We acknowledge several limitations of our study. First, our findings may not be generalizable to different ethnic groups, as the study exclusively involved a Korean population. Second, despite multiple assessments of the TyG index to enhance reliability, the retrospective nature of the study limits the establishment of a causal relationship. Third, participants without at least three TyG index measurements during the follow-up period were excluded, which could bias the study results. Further analysis including patients with one or two TyG index measures also revealed an association between the TyG index and PD risk, with a slightly greater HR than when only participants with three or more measures were analyzed.

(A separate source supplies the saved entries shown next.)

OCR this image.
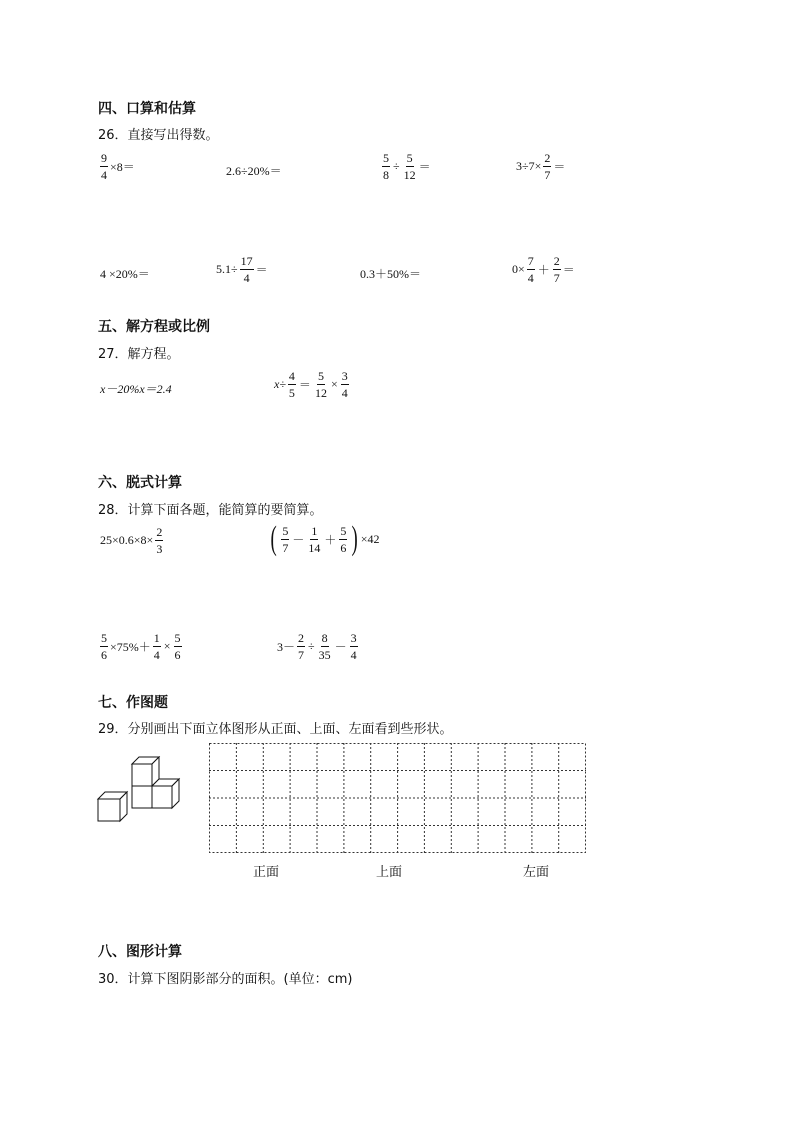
四、口算和估算
26．直接写出得数。
$\frac{9}{4} \times 8=$	2.6÷20%＝	$\frac{5}{8} \div \frac{5}{12}$ ＝	$3\div 7\times \frac{2}{7}$ ＝
4 ×20%＝	$5.1\div \frac{17}{4}$ ＝	0.3＋50%＝	$0\times \frac{7}{4} + \frac{2}{7}$ ＝
五、解方程或比例
27．解方程。
x－20%x＝2.4	$x\div \frac{4}{5} = \frac{5}{12} \times \frac{3}{4}$
六、脱式计算
28．计算下面各题，能简算的要简算。
$25\times 0.6\times 8\times \frac{2}{3}$	( $\frac{5}{7} - \frac{1}{14} + \frac{5}{6}$ ) ×42
$\frac{5}{6} \times 75\%+ \frac{1}{4} \times \frac{5}{6}$	$3- \frac{2}{7} \div \frac{8}{35} - \frac{3}{4}$
七、作图题
29．分别画出下面立体图形从正面、上面、左面看到些形状。
正面	上面	左面
八、图形计算
30．计算下图阴影部分的面积。(单位：cm)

We cannot explain why this difference occurred in this study, but it may be due to differences in the population. Fourth, the reliance on health screening data from a general population means that key PD-related imaging biomarkers, such as the results of a beta-CIT–PET study, were not included. Fifth, hemoglobin A1C and homeostatic model assessment of insulin resistance data were not available for our study cohort. Sixth, the accuracy of blood-based measurements of triglycerides and glucose in this cohort may be inaccurate because of a lack of standardization among laboratories. Additionally, long-term dietary or nutritional status can also impact these tests. Finally, because this cohort was constructed between 2002 and 2019 and the median follow-up was 9.64 years, recent antidiabetic medications, including DPP-4 inhibitors, GLP-1 agonists or SGLT2 inhibitors, were not commonly used in the baseline dataset.
- Conclusion
Our study demonstrated that increased TyG index scores were nonlinearly associated with the incidence risk of PD in the general population. Future research with direct measurement of insulin resistance combined with nutritional data in a large population longitudinal study would be helpful to further investigate the impact of insulin resistance on the occurrence of PD.